Oggi la marcia della Pace da Perugia ad Assisi attraversa l’Umbria come un fiume di passi, cartelli, voci. È la stessa marcia nata più di sessant’anni fa, quando Aldo Capitini la immaginò come un’azione collettiva di coscienza civile. Una marcia semplice e radicale: camminare insieme per dire no alla guerra, per affermare la pace come diritto universale, per coltivare la nonviolenza come progetto politico.

Ma oggi, mentre le bandiere arcobaleno si muovono nel cuore d’Italia, è impossibile fermarsi ad Assisi. La marcia continua idealmente verso est, oltre l’Adriatico, fino a Kiev. Lì in Ucraina, da più di milletrecento giorni, la guerra è quotidiana. Bombe su case, scuole, centrali elettriche. Un popolo che resiste e un’Europa che sembra aver accettato il fumo nero come nuova normalità.
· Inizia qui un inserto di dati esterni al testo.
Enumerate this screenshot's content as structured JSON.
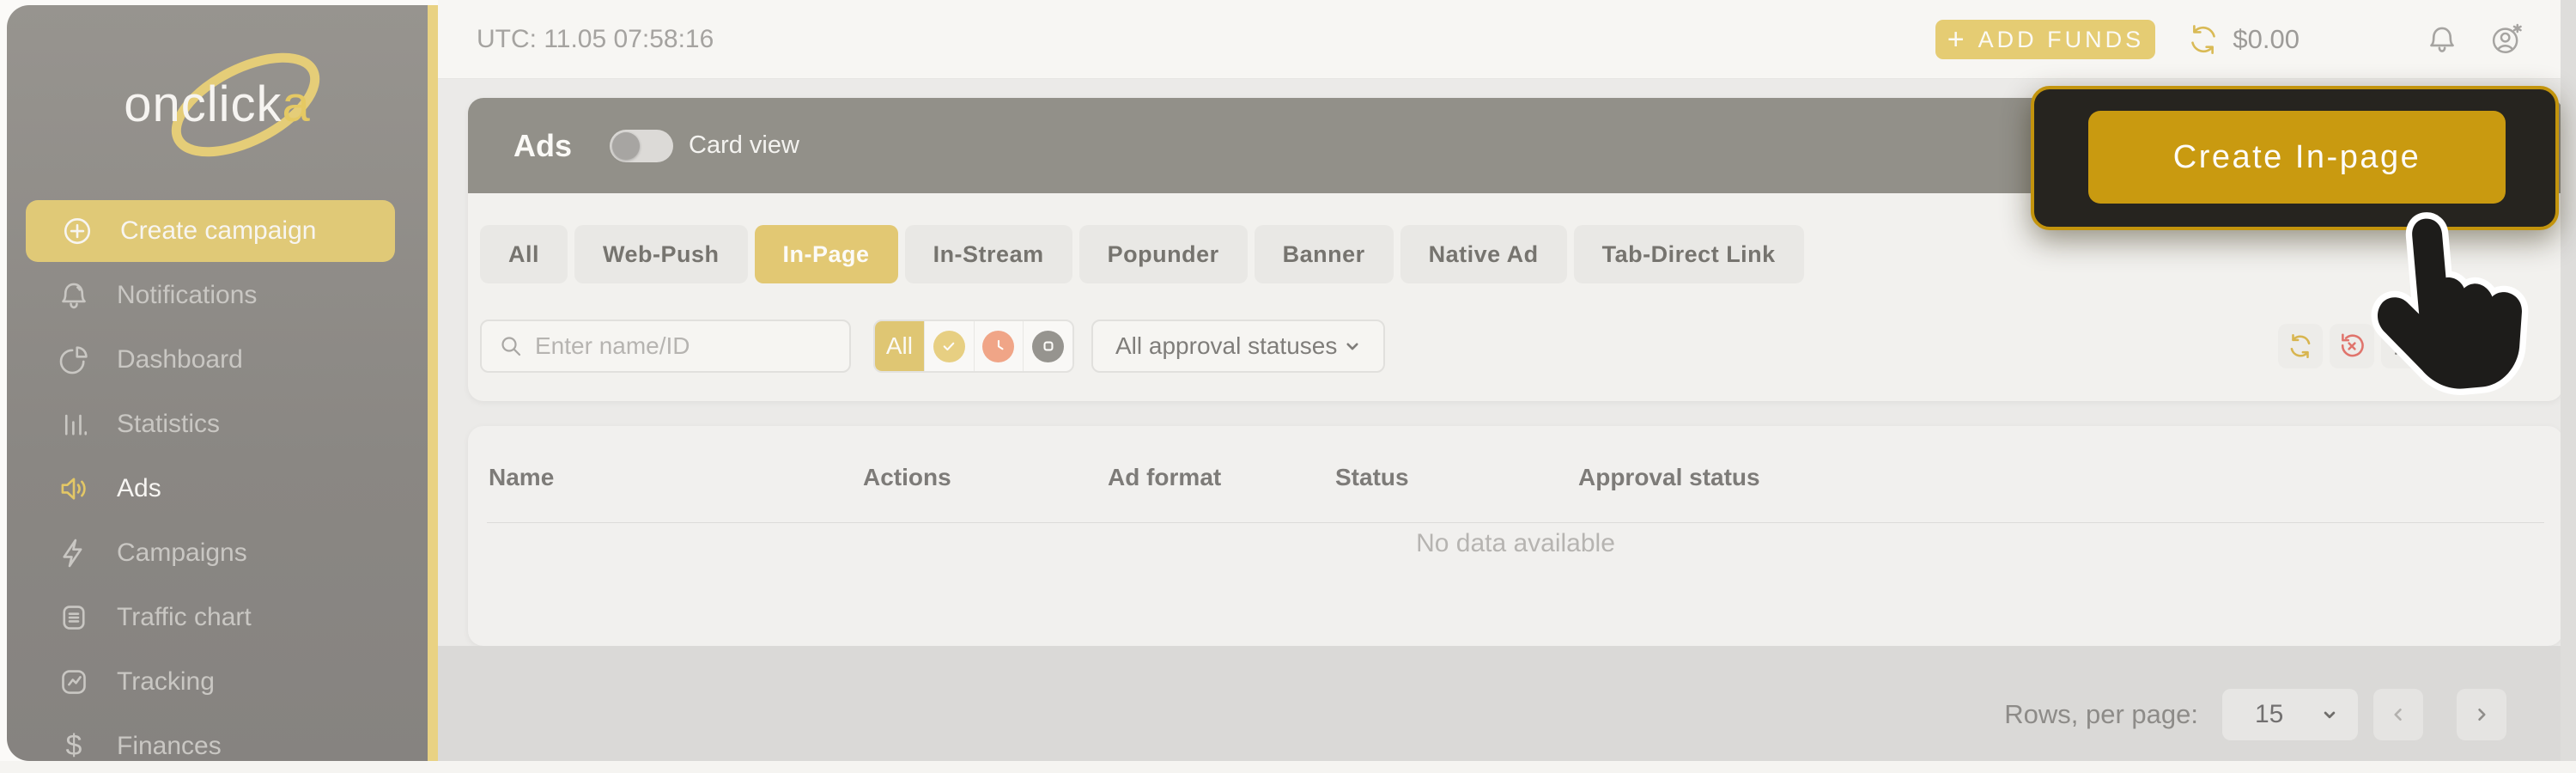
{
  "icons": {
    "plus": "+",
    "dollar": "$"
  },
  "topbar": {
    "utc_label": "UTC: 11.05 07:58:16",
    "add_funds_label": "ADD FUNDS",
    "balance": "$0.00"
  },
  "sidebar": {
    "logo_text": "onclick",
    "logo_accent": "a",
    "create_campaign_label": "Create campaign",
    "items": [
      {
        "label": "Notifications"
      },
      {
        "label": "Dashboard"
      },
      {
        "label": "Statistics"
      },
      {
        "label": "Ads",
        "active": true
      },
      {
        "label": "Campaigns"
      },
      {
        "label": "Traffic chart"
      },
      {
        "label": "Tracking"
      },
      {
        "label": "Finances"
      }
    ]
  },
  "ads_panel": {
    "title": "Ads",
    "card_view_label": "Card view",
    "card_view_on": false
  },
  "tabs": {
    "items": [
      "All",
      "Web-Push",
      "In-Page",
      "In-Stream",
      "Popunder",
      "Banner",
      "Native Ad",
      "Tab-Direct Link"
    ],
    "active": "In-Page"
  },
  "filters": {
    "search_placeholder": "Enter name/ID",
    "status_all_label": "All",
    "approval_value": "All approval statuses"
  },
  "table": {
    "columns": [
      "Name",
      "Actions",
      "Ad format",
      "Status",
      "Approval status"
    ],
    "empty_text": "No data available"
  },
  "pagination": {
    "rows_label": "Rows, per page:",
    "rows_value": "15"
  },
  "highlight": {
    "button_label": "Create In-page"
  },
  "colors": {
    "accent": "#e2c873",
    "accent_strong": "#c99a10",
    "highlight_border": "#c3940d",
    "highlight_bg": "#26241f",
    "pending_salmon": "#f0a587",
    "danger_red": "#e0746c"
  }
}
E poi scende più a sud, verso Gaza. Tra le macerie e i corpi senza nome, tra gli ospedali polverizzati e le famiglie senza più case. Lì, dopo due anni di assedio e di bombardamenti che hanno ridotto in cenere una terra e un popolo, la notte tra l’8 e il 9 ottobre si è aperto uno spiraglio. Israele e Hamas hanno firmato la prima fase di un accordo per il cessate il fuoco: l’apertura immediata di cinque valichi per gli aiuti umanitari, il rilascio di tutti gli ostaggi in vita in cambio di prigionieri palestinesi e il parziale ritiro delle truppe israeliane dalla Striscia.

Una tregua fragile, certo. Ma anche un respiro dopo due anni di genocidio denunciato dalle organizzazioni internazionali, di fame usata come arma, di violazioni sistematiche del diritto umanitario. Amnesty International ha chiesto che questo cessate il fuoco sia solo l’inizio di un percorso di giustizia. La fine dell’occupazione, la cessazione dell’apartheid, il riconoscimento dei diritti del popolo palestinese.

La marcia allora si allunga ancora. Da Perugia ad Assisi, da Assisi a Kiev, da Kiev a Gaza e da Gaza a ogni luogo in cui la vita è calpestata in nome del potere. Potrebbe passare da Aleppo, da Khartoum, da Sanaa. Potrebbe arrivare fino ai confini invisibili dove i migranti affogano nel Mediterraneo o vengono respinti nel deserto. Potrebbe passare per le fabbriche che producono armi e per i Palazzi dove si firmano i contratti che le finanziano. Potrebbe fermarsi davanti alle scuole che insegnano la pace e davanti ai tribunali che negano giustizia.

Questa marcia infinita è l’immagine del mondo che vogliamo costruire. Un mondo dove il lavoro, la dignità, la solidarietà e la cura contano più della forza. Dove la parola “pace” non è un sogno da portare in corteo una volta l’anno, ma una pratica quotidiana, fatta di diritti, accoglienza, uguaglianza. Oggi camminiamo da Perugia ad Assisi. Ma la direzione è chiara: dobbiamo arrivare molto più lontano.